Having back to back months of such monsoonal rains (17.90 inches in May and 12.34” thus far in June) is on par with some of the wettest spots in the contiguous US found in the temperate rain forests of the Olympic peninsula. Of course the difference is that it is unlikely that we will continue at such at precipitous rate (pun intended) for the entire year. Still, a walk through the northern forest reveals such abundance of chlorophyll that it would be easy to mistake your local for the windward slopes of the cascade ranges.
Mount Washington averages 101.91 inches of liquid water (snow melt included) a year. During the past 12 months we have recorded 123.88 inches.
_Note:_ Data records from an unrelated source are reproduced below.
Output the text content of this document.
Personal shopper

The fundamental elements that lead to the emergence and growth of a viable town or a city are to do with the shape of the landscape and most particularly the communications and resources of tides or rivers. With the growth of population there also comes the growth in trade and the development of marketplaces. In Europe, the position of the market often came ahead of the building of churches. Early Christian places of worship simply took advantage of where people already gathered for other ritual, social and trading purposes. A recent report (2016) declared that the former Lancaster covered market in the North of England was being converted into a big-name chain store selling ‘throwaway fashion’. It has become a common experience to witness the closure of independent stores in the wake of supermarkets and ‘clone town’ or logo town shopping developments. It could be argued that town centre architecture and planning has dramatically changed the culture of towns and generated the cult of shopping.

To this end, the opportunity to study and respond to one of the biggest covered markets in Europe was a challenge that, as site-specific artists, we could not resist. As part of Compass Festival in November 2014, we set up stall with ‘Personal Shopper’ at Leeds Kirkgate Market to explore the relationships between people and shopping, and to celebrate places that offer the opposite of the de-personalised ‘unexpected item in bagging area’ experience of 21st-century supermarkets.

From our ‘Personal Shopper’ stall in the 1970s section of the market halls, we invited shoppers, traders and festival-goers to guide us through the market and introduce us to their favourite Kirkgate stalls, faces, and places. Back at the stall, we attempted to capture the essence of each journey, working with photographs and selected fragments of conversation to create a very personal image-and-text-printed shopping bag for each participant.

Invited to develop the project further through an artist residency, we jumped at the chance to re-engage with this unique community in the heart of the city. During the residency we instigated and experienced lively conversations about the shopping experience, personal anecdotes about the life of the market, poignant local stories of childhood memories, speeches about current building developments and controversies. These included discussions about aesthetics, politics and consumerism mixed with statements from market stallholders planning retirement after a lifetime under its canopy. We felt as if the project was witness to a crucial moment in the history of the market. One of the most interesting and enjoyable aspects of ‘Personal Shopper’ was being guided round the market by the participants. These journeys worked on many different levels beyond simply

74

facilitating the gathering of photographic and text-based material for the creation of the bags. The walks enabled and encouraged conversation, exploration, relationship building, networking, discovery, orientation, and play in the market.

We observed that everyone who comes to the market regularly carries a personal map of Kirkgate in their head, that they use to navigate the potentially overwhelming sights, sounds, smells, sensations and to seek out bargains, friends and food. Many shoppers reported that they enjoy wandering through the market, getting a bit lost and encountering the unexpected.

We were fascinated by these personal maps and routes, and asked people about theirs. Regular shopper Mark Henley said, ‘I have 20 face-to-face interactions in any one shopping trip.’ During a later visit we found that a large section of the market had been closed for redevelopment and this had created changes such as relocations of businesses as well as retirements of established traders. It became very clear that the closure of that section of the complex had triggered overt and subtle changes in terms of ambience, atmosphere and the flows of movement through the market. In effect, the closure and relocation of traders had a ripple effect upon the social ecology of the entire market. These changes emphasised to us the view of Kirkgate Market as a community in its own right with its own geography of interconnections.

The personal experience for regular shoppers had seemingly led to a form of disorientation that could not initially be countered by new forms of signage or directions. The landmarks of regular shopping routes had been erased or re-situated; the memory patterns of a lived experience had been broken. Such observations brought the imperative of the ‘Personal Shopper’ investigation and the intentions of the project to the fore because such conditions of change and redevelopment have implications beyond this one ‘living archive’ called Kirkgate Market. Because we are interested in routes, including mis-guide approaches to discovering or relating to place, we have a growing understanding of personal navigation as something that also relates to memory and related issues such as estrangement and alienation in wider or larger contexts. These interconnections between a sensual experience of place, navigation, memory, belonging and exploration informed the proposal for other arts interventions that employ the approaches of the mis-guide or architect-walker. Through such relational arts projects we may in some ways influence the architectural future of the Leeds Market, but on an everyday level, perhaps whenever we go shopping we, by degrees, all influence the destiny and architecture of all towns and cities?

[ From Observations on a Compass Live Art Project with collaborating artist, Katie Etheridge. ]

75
This is a notable, but not a huge, departure from average.
It is also worth remembering last October when 28.70 inches of liquid water was measured on the summit breaking the all time single month precipitation record that had been set in February 1969. Most of the intervening months have seen normal or below normal precipitation.
The truly incredible fact is that single day rainfall totals from hurricanes along the Gulf Coast can nearly equal our 50 day total. At about 8 lbs to the gallon, think about the weight of water that is held aloft in such a storm.